Definitions:
- Falcon 9 is its rocket system that launches satellites, people & cargo into orbit.
- Falcon Heavy is Falcon 9 w/2 extra rocket boosters for much larger launch capacity.
- Dragon is its spacecraft that carries people & goods.
- Starship is its next-gen rocket currently moving from testing to commercial use.
A lot of Launch Segment Firsts:
- 2008 -- First private company to successfully launch a liquid-fuel rocket into low Earth orbit.
- 2012 -- First private company to guide & dock a spacecraft at the International Space Station.
- 2015 -- First to use a rocket's own downward thrust to land (propulsive landing).
- 2017 -- First rocket re-flight.
- 2020 -- First private company to dock astronauts at the International Space Station.
Dominant Launch Segment Positioning & Roadmap:
- Falcon 9 has a 99%+ mission success rate. This is 85% cheaper per kilogram to launch than average (per NASA). The lead has only grown from there. Falcon Heavy is 92% cheaper per kilogram than the average substitute.
- Cost edges come from things like the top piece of their rocket (the upper stage) costing SpaceX $5M to build vs. $50M for legacy competition. The power of vertical integration.

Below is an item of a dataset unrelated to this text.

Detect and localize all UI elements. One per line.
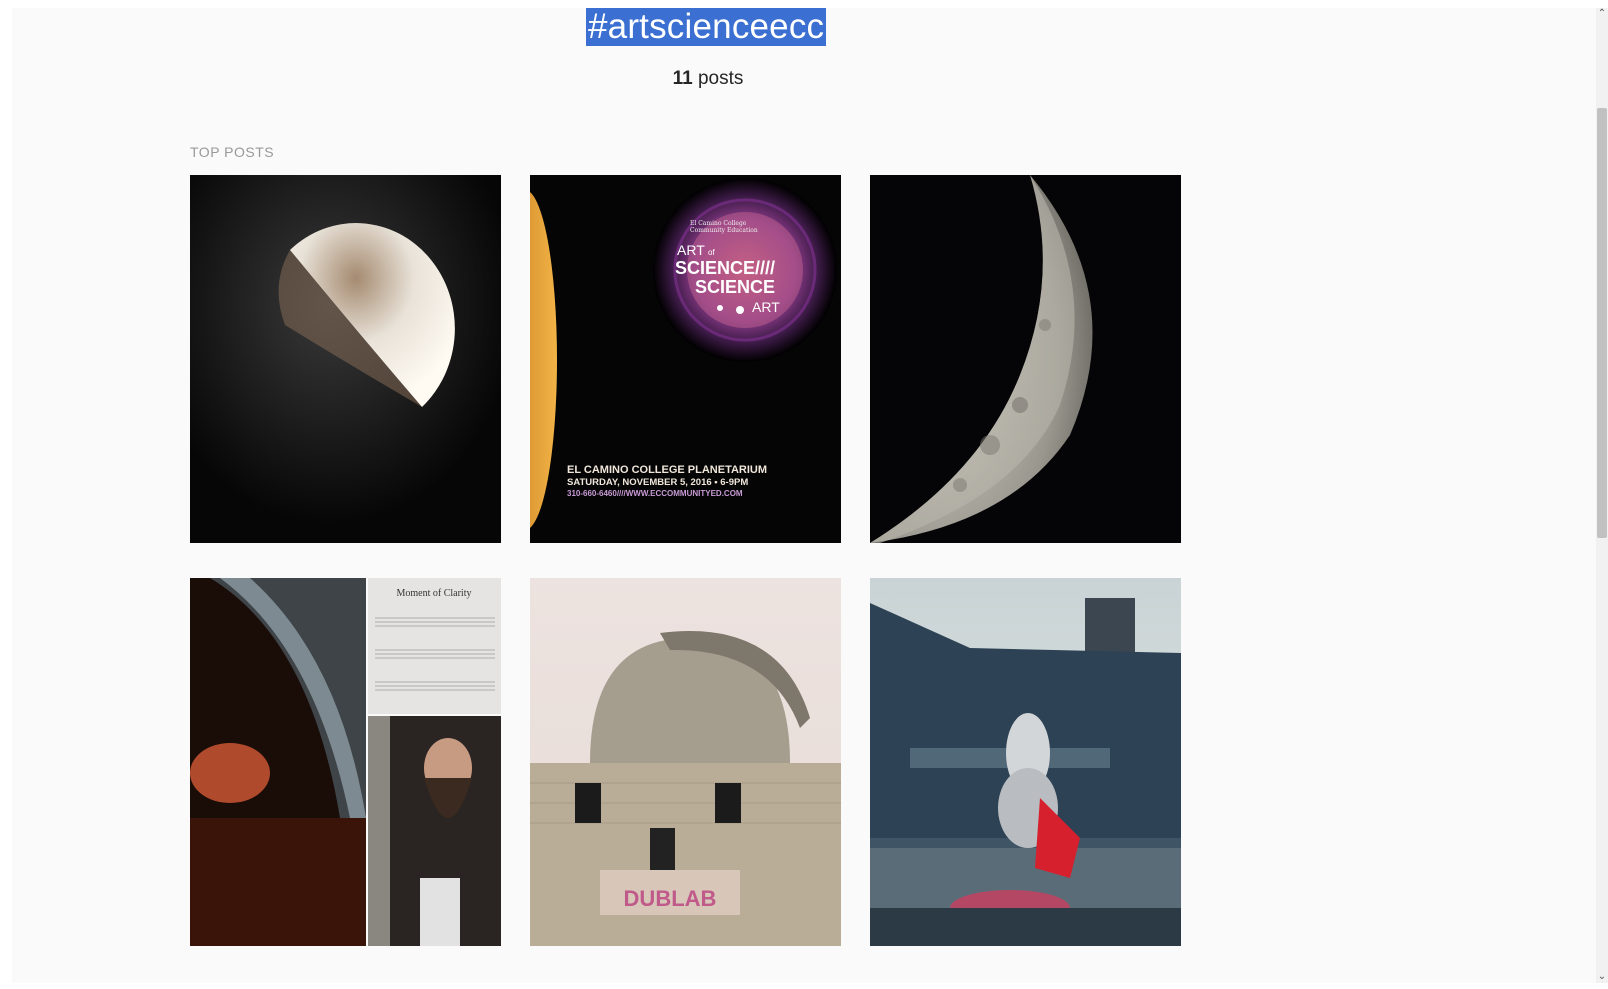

- Falcon 9 + Falcon Heavy have an 80% share of global mass to orbit since 2023.
- Starship is next. This will come with a fully reusable design that can immediately refuel and launch again. Starship can also carry 3x-4x the weight vs. Falcon Heavy in low Earth orbit... making it perfect to deploy giant satellites & data centers. They hope this will boost their cost per kilogram lead from 92% with Falcon Heavy to 99% for Starship use cases.
- They aim to charge $90M/launch on Starship, which is far cheaper than other options.
- A lot of launch capacity right now is dedicated to Starlink rather than 3P customers. This gives them a lot more flexibility to cater to demand while servicing their own needs. It also means they're not stuck with excess capacity if a partner cancels or delays a launch. They can use it for Starlink.
- While margins for the segment are pressured due to investments right now, they make more than $67M per launch & it costs them $15M to run it. The unit economics are good & should support healthy long-term margins.
Starlink & Connectivity:
- 2022 -- First company to build "consumer-grade phased-array terminals." These are flat, stationary satellite dishes that use software to steer radio signals so they can track moving satellites without actually moving themselves. That simplifies design, lowers cost & improves durability.
- 2025 -- First commercially scaled direct-to-mobile satellite cluster... bypassing the need to connect to cell tower service that is often unavailable.
- Starlink has grown from just over 2M users in 2023 to 10M+ in Q1 2026.
- Extending connectivity to deeply remote areas & using it for mission-critical things like emergency response around the world are resonating (not to mention commercial opportunities with airlines).
- One thing to keep an eye on is pricing power. They cut pricing from $99 in 2023 to $81 for 2025. It fell from $86 in Q1 2025 to $66 in Q1 2026. While that's not amazing, it was to take advantage of excess capacity already in place & to steal share faster. It's also a byproduct of mix-shift to lower ARPU countries.
- Starlink has a 63% EBITDA margin.
- The larger, more distributed low orbit satellite base creates a 95% latency edge vs. the competition due to closer proximity to the point of consumer connection. Setup is way easier, there are no cancellation fees & customers can easily pause service whenever they want to. Pay when you need to use it.
- While overall cost for Starlink is a bit higher than some more antiquated solutions, the vastly better performance means cost per megabit is a lot lower.
xAI:
- Part of SpaceX as of January 31st.
- Grok has 550M monthly active accounts.
- These investments are why GAAP EBIT swung from a 2024 gain to a 2025 loss. Connectivity is deeply profitable. Launch Systems aren't losing nearly as much.
- Floated a $28.5 trillion TAM for this segment. That’s not a typo.. but take with a very large grain of salt.
- Anthropic will pay SpaceX $1.25B per month for access to compute within its AI segment. That equates to $15B per year for a segment that did just $3.2B in 2025 revenue.
Quick Take:
I’m not interested in owning this company at the current market cap. I find the business deeply impressive and I think there are a lot of extremely attractive assets here. I just won't invest in them unless I can do so at what I find to be the right price. I think I'm going to keep following this company and covering major news so I’m prepared to hopefully own it in the future if it's not quite so expensive. There’s a decent chance that never happens, but I need to stay disciplined and accept that as a risk.